The next daunting task was to cut the fret slots. This presented several challenges. Firstly, all the cuts had to be perfectly parallel to each other. Secondly, I had to ensure all cuts were vertically straight down into the fretboard. Thirdly I had to do all the above 21 times without making any mistakes and scuffing the fretboard! Time for another jig…
The fret slot jig consisted of a fence the same thickness as the fretboard which was screwed onto a meticulously planed and squared block of beech. I then set up a clamp which would lock the jig and fretboard firmly in place. Whilst cutting the slots with a Japanese cabinet-making saw I used my left hand to reach over the saw and push the blade against the jig.
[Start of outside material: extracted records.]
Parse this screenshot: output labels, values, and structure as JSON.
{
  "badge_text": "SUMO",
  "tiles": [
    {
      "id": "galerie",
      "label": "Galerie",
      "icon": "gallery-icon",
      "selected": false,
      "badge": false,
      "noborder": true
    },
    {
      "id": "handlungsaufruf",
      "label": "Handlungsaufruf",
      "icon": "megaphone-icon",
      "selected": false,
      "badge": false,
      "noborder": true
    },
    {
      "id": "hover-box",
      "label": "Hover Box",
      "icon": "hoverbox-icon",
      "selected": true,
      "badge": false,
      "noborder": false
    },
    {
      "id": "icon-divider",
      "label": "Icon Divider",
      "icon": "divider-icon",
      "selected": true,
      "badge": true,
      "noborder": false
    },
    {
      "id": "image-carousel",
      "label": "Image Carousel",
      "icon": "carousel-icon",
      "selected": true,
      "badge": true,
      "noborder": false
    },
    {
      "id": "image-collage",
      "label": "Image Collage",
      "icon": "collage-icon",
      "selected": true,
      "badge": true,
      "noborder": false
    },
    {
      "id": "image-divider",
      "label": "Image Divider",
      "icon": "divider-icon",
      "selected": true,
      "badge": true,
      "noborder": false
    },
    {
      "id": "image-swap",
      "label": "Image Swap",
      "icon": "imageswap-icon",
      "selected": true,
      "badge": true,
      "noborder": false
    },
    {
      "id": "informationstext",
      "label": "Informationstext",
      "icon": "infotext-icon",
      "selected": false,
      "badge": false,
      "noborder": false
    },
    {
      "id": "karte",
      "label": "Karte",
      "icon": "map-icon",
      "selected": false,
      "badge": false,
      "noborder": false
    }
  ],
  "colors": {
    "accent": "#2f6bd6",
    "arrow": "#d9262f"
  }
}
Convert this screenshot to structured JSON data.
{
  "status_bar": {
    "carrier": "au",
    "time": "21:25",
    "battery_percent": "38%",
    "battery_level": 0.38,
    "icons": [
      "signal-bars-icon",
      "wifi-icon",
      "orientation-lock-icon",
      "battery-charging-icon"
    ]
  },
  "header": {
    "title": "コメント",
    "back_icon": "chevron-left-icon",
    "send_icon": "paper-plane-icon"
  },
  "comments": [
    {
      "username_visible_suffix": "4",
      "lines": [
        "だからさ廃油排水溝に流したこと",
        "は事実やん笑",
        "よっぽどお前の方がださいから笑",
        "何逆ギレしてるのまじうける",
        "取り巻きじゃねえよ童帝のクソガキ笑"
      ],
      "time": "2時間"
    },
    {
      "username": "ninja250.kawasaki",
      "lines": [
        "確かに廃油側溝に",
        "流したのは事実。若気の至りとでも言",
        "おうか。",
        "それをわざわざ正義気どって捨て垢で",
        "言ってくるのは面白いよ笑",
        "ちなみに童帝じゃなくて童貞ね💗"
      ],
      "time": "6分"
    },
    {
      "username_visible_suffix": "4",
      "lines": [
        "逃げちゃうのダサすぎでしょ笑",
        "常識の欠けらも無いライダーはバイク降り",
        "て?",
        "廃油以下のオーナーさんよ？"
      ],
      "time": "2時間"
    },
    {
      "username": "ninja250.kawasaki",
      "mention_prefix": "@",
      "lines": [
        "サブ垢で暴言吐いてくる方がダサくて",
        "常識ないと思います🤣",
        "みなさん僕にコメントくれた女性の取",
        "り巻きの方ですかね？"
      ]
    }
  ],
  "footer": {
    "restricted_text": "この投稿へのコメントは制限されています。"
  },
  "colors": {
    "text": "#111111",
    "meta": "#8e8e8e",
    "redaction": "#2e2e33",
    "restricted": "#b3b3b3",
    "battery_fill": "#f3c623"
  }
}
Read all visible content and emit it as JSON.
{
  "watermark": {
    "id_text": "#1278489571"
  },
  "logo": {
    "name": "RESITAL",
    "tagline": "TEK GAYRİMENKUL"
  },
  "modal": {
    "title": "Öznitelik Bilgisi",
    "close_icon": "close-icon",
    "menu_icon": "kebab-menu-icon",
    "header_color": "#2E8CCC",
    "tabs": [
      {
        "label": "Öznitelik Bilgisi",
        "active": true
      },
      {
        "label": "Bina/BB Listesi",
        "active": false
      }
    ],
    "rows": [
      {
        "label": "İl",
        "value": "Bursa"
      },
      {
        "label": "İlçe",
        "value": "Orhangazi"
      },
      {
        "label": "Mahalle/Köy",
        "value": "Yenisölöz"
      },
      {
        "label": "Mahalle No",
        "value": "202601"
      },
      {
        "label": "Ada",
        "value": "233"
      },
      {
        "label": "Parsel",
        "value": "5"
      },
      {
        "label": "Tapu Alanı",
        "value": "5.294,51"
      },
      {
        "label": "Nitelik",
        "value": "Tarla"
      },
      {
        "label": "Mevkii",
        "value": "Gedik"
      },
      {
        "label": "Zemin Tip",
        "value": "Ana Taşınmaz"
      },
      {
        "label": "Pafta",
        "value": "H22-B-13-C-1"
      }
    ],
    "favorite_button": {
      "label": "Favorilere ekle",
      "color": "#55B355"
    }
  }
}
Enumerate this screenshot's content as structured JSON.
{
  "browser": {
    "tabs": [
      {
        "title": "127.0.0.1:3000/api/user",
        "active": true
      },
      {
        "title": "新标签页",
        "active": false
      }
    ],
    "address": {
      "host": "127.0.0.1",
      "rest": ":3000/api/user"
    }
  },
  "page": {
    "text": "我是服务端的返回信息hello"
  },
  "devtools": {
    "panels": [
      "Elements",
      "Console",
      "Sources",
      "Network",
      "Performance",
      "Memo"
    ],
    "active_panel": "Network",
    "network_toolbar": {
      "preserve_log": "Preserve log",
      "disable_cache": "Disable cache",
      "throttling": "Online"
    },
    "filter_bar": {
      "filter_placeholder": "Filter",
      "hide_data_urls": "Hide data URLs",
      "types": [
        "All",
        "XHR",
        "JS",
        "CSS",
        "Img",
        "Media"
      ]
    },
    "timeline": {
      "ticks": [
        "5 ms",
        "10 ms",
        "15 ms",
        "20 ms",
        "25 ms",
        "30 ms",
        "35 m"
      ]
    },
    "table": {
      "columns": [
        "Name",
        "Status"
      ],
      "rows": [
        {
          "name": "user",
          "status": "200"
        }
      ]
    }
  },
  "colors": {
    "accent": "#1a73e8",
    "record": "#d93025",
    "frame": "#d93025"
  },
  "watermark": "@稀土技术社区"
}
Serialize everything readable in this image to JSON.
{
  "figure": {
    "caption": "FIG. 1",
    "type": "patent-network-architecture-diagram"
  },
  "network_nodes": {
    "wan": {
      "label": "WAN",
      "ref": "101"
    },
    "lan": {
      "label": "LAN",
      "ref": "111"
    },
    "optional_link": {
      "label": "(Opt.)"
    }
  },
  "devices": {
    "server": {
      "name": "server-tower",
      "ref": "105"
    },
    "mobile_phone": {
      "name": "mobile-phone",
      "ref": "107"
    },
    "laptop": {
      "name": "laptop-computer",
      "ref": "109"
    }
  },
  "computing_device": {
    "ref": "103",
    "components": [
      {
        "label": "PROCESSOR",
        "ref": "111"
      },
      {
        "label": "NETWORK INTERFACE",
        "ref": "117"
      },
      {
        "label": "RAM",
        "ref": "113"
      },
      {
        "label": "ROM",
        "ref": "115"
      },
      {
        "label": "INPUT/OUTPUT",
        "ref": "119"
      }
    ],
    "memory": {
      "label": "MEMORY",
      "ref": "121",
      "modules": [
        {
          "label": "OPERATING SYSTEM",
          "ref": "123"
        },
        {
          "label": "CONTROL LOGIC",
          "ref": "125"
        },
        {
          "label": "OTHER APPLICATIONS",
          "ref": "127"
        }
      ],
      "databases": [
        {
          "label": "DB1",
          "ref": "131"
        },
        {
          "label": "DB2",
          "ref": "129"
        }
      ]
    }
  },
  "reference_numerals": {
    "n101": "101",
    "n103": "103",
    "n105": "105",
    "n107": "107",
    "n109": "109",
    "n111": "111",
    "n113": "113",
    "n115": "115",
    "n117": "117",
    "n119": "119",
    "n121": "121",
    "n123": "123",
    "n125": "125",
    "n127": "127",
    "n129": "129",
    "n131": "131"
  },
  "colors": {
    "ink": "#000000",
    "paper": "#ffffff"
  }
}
I also rubbed some candle wax on the left side of the blade to make the saw run smoothly against the block.
To start with I tested the process on a dummy fingerboard which I created from beech before moving on to the macassar ebony.
About half an hour later I had cut all the slots with no mistakes, this was a big relief and I finally started to believe that I might actually be capable of building a half decent guitar.
Next up was drilling the fret dots. Once again I started this process on the dummy beech fingerboard using a 6mm drill bit in the drill press. The paua shell inlays (which were 6mm in diameter) unsurprisingly, fitted perfectly.
With that under my belt I lined the drill press fence up with the middle of the fretboard and proceeded to drill the real ones. To mark the position of the dots I drew two diagonal lines between each pair of frets and drilled where the lines crossed.
Compared to cutting the frets this was easy and didn’t take long at all.
The next task was to glue the fretboard to the neck. In preparation for this I drilled a miniscule hole in both the first and last frets using a tiny fretwork drill bit. Next I aligned the centre line on the fretboard with the centre line on the neck and hammered some tiny panel pins through the drill holes to make locating marks in the maple neck below.
Using these holes I was then able to quickly and accurately realign the two parts once they were covered in slippy, slidy glue.
I removed the fretboard and applied a generous layer of titebond glue to the neck.
Working quickly, I realigned the pins in the fretboard with the holes in the neck and clamped the pieces together with a series of clamps. Using a wet toothbrush and a damp rag I cleaned away all the excess glue that oozed out of the joints and left it overnight to dry.
That was that! I had accomplished in a day something that I had been worrying about for many weeks and it had all gone extremely well. I headed off to the house for a well earned beer and an awesome BBQ with the neighbours.